Navigating common insurance issues for claims under Title III of the ADA

Title III of the Americans with Disabilities Act (ADA) requires that businesses which offer goods and services to the public (i.e. “public accommodations”) take steps to ensure that their facilities are accessible to individuals with disabilities.  In addition to the ADA’s general accessibility mandate, its governing regulations provide detailed requirements for businesses that range from the minimum number of accessible parking spaces to the height of mirrors and toilets in restrooms.  The failure to comply with these guidelines can lead to lawsuits in federal court.  If you follow my blog, you know that these lawsuits are on the rise across the country.  These lawsuits not only raise liability issues that are different from ADA employment claims, but also distinct considerations concerning insurance coverage.  When analyzing a new ADA Title III case, it is important to consider the following:

1.  What type of claim is this?

ADA public accommodations claims can create confusion when trying to pigeon hole them with respect to insurance coverage.  At first glance, they often appear to be similar to building code violations, or other facilities claims.  Rather, these public accommodations lawsuits are civil rights claims in the same respect as employment-based lawsuits under the ADA.

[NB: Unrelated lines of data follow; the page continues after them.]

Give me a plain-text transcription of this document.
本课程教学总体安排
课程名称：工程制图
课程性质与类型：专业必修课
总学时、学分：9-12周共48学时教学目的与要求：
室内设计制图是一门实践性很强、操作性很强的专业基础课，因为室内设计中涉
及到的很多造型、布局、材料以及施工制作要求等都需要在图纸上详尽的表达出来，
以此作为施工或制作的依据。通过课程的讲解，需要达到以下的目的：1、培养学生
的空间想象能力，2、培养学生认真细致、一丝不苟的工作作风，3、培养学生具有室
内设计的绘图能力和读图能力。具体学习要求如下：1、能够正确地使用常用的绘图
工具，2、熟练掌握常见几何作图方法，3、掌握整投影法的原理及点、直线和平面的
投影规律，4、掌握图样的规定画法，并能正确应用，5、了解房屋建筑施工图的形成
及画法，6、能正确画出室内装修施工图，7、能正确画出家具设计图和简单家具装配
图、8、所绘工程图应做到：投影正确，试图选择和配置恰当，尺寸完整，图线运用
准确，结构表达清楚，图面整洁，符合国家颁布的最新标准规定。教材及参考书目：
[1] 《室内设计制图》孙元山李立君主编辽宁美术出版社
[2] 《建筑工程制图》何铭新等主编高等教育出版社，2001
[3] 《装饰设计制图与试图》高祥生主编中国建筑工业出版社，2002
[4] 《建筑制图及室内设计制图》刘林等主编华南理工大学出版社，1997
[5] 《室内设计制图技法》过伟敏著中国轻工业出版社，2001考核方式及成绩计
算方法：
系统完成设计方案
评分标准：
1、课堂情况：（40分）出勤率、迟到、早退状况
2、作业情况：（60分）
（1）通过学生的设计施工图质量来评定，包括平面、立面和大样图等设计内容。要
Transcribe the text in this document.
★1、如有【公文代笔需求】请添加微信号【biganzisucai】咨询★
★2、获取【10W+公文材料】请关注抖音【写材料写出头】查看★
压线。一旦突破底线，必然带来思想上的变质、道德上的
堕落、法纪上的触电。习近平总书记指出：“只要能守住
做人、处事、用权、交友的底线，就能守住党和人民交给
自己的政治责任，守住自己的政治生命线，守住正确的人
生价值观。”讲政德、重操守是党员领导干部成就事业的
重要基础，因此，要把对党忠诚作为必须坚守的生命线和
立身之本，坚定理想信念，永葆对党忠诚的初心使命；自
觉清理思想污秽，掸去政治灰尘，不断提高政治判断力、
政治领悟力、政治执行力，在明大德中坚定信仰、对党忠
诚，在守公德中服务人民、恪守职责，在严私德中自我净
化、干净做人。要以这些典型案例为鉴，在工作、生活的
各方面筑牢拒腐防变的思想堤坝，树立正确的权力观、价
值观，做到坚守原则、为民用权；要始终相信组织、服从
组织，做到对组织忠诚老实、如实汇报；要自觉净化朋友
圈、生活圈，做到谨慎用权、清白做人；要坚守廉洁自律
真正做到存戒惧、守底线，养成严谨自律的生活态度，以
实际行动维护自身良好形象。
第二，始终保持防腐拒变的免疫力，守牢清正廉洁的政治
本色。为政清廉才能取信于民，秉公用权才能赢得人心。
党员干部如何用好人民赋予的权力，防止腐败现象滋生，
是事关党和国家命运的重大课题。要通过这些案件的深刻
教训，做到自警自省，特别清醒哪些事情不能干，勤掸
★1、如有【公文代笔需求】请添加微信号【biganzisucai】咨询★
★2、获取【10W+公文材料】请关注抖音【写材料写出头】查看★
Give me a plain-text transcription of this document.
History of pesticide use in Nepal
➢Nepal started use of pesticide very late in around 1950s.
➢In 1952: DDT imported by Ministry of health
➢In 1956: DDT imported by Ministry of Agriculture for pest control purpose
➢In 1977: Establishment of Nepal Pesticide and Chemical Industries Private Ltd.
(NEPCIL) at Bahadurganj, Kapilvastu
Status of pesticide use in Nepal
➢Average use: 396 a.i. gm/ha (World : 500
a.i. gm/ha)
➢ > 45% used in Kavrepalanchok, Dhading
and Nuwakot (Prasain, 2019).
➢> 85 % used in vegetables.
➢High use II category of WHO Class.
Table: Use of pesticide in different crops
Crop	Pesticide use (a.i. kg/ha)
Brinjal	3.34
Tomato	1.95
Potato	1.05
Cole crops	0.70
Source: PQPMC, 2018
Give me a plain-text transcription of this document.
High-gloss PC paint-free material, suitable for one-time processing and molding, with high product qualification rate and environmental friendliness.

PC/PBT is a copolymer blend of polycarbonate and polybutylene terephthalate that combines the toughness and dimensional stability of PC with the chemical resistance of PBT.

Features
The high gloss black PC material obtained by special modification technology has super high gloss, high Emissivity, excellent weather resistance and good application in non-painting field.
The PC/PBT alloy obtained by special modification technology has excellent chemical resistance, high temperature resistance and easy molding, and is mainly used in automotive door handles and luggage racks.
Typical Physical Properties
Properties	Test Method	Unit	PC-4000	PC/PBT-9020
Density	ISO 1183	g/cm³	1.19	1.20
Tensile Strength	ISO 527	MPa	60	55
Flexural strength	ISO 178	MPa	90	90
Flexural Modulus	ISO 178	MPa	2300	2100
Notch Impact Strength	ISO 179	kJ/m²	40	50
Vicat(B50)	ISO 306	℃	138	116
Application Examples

2.  Is there insurance for this claim?

Of course, any question of whether insurance coverage exists for a particular claim must be examined on a policy-by-policy basis.  Generally, however, many business insurance policies do provide coverage for claims brought under Title III of the ADA which allege a failure to provide an accessible facility.  

3.  Are there issues of indemnification or secondary insurance coverage?

Many ADA public accommodations cases involve situations where a plaintiff sues multiple parties for the same alleged violation(s).  For example, a plaintiff may sue both a shopping center and one or more businesses operating within the shopping center.  Another common situation is where a plaintiff brings a lawsuit against a franchisee and its franchisor.  In such cases, it is important to determine at the very early stages of the litigation how insurance coverage will apply.  In some cases there may be indemnification language in a lease, tenant agreement, or franchise agreement.  In other cases, coverage may extend from one defendant to another as an additional insured.  These decisions can have an impact on both litigation strategy for multi-defendant cases and settlement issues.

4.  How does case strategy differ from ADA employment claims?

Although both employment and public accommodations claims under the ADA are federal civil rights claims, the strategy for how to defend each can be different.  Unlike employment claims, an ADA Title III plaintiff is not entitled to recover damages.  Under ADA Title III, a plaintiff can obtain injunctive relief and recover attorney’s fees (unquestionably a primary reason why these claims are so popular with the plaintiff’s bar).  To survive a motion to dismiss a plaintiff must plead facts sufficient to show a likelihood of future harm.  This requires a showing that he or she is likely to visit the business again in the future.  Many courts will dismiss cases where a plaintiff lives many miles from the business and appears to be nothing more than an ADA “tester” visiting businesses to file lawsuits.

5.  What about settlement?

Unlike employment discrimination suits, the key facts in public accommodations claims are generally known, or knowable, to the defendant and its insurers very early in the litigation process.  A business can quickly determine whether the alleged issues with the facility exist and, if so, the cost and expense associated with making changes.  In some cases the cost of making modifications is expensive enough to warrant making an aggressive defense, including obtaining experts and proceeding with discovery.  In other circumstances, a case might involve clear, but minor, ADA violation that is easy to correct.  In the latter circumstance, it may be prudent to explore early settlement before legal costs rise.  Finally, in multi-defendant cases, a joint defense agreement is often a good idea.  This allows for internal discussions concerning settlement and can help prevent a plaintiff from playing the defendants off each other to increase the settlement amount.

Public accommodations claims brought under Title III of the ADA have their own unique characteristics with respect to both insurance issues and claim defense.  It is, therefore, important that insurers and businesses properly evaluate and devise an effective strategy at the early stages of the litigation process.